Campaigns and adventures

Published adventures and campaigns range from short scenarios to sprawling series tied to canonical events like the Rebellion, Company Wars, and regional conflicts in the Spinward Marches. Notable modules and compilations were produced by GDW, Digest-sized third-party houses, and later by Mongoose Publishing and Far Future Enterprises, often featuring authorial contributions from J. Andrew Keith, William H. Keith, Marc Miller, Loren Wiseman, and John Harshman. Modules placed PCs in contexts involving exploration of lost worlds, interdiction by Corsairs, involvement with merchant consortia such as the Imperial Interstellar Shipping Conglomerate, and political intrigue touching on aristocracies reminiscent of Stellar feudal tropes and interstellar diplomacies akin to episodes from Star Trek and novels by C.S. Lewis-influenced allegory. Adventure support extended into maps, deck plans, and ship blueprints used by miniature wargamers familiar with Battletech, Star Fleet Battles, and Traveller Map projects.

Spin-offs and editions

Traveller spawned multiple editions and spin-offs including Classic Traveller (1977), MegaTraveller (1987), Traveller: The New Era (1993), GURPS Traveller (1989), Marc Miller's Traveller (2008), and the Mongoose Traveller line (2008–2013). Related products encompassed board games, novels, miniatures, and licensed adaptations by publishers like R. Talsorian Games, White Wolf, H.G. Wells, and Paizo. Tie-ins included fiction anthologies, short stories by contributors overlapping with Analog Science Fiction and Fact, If (magazine), and expanded universe creators akin to David Drake and S. M. Stirling. Third-party licensed supplement publishers such as FASA, Digest Group Publications, and Seeker produced era-specific materials and technical manuals.

Influence and legacy

Traveller is credited with shaping spacefaring role-playing conventions, influencing designers connected to Richard Garriott, Chris Roberts, Ken Rolston, Greg Stafford, Timothy Zahn, Michael Stackpole, and companies like BioWare, Interplay, Irrational Games, and Blizzard Entertainment.
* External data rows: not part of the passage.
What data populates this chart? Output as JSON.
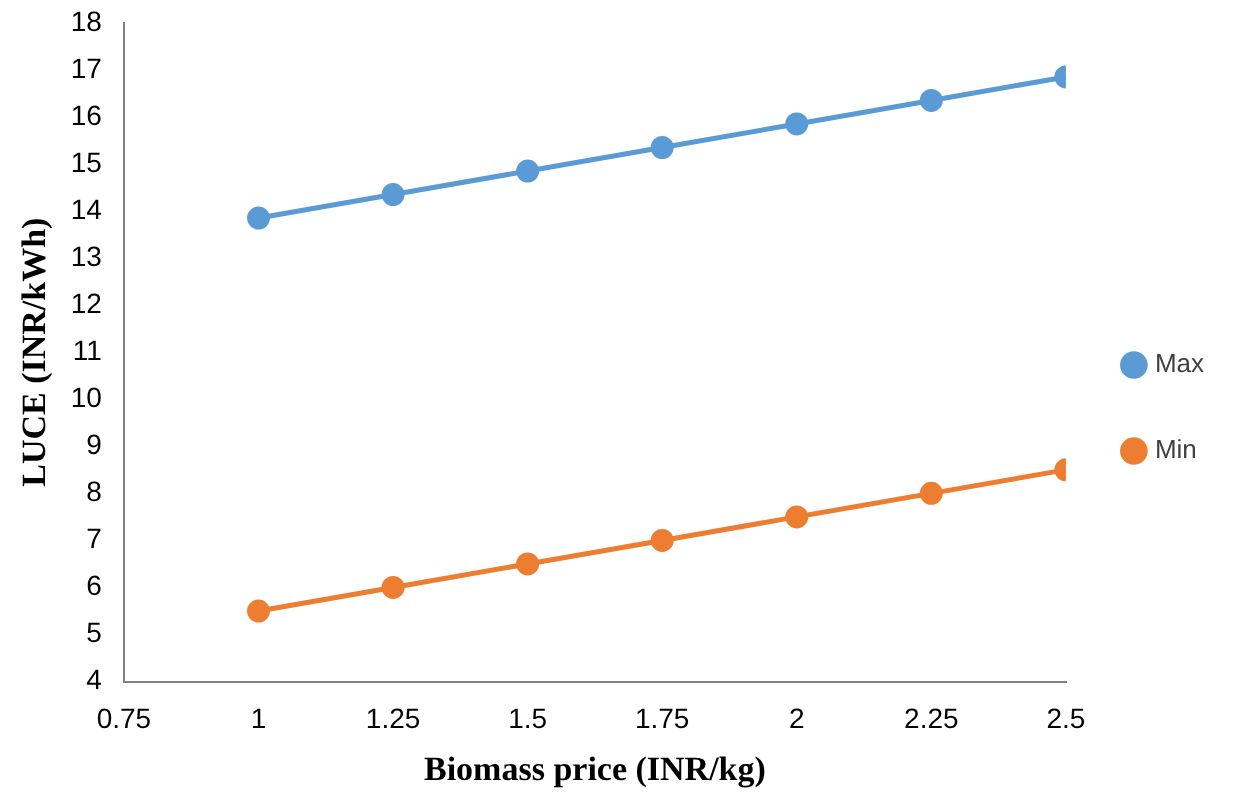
{
  "chart_data": {
    "type": "line",
    "xlabel": "Biomass price (INR/kg)",
    "ylabel": "LUCE (INR/kWh)",
    "x": [
      1,
      1.25,
      1.5,
      1.75,
      2,
      2.25,
      2.5
    ],
    "series": [
      {
        "name": "Max",
        "color": "#5b9bd5",
        "values": [
          13.85,
          14.35,
          14.85,
          15.35,
          15.85,
          16.35,
          16.85
        ]
      },
      {
        "name": "Min",
        "color": "#ed7d31",
        "values": [
          5.5,
          6,
          6.5,
          7,
          7.5,
          8,
          8.5
        ]
      }
    ],
    "xlim": [
      0.75,
      2.5
    ],
    "xticks": [
      0.75,
      1,
      1.25,
      1.5,
      1.75,
      2,
      2.25,
      2.5
    ],
    "ylim": [
      4,
      18
    ],
    "yticks": [
      4,
      5,
      6,
      7,
      8,
      9,
      10,
      11,
      12,
      13,
      14,
      15,
      16,
      17,
      18
    ],
    "grid": false,
    "legend": "right",
    "marker": "circle",
    "line_style": "solid"
  }
}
Its lifepath and sandbox ethos informed later titles including Star Wars Roleplaying Game, Eclipse Phase, Shadowrun transhuman tangents, and video game franchises such as Mass Effect, Elite Dangerous, No Man's Sky, and X series. Academic and fan discourse links Traveller to studies in narrative theory, ludology, fan fiction, and conventions including Gen Con, Dragon Con, Origins Game Fair, and UK Games Expo. The game's community preserved archives and continual third-party output through entities like Far Future Enterprises and fan zines comparable to The Space Gamer and Different Worlds.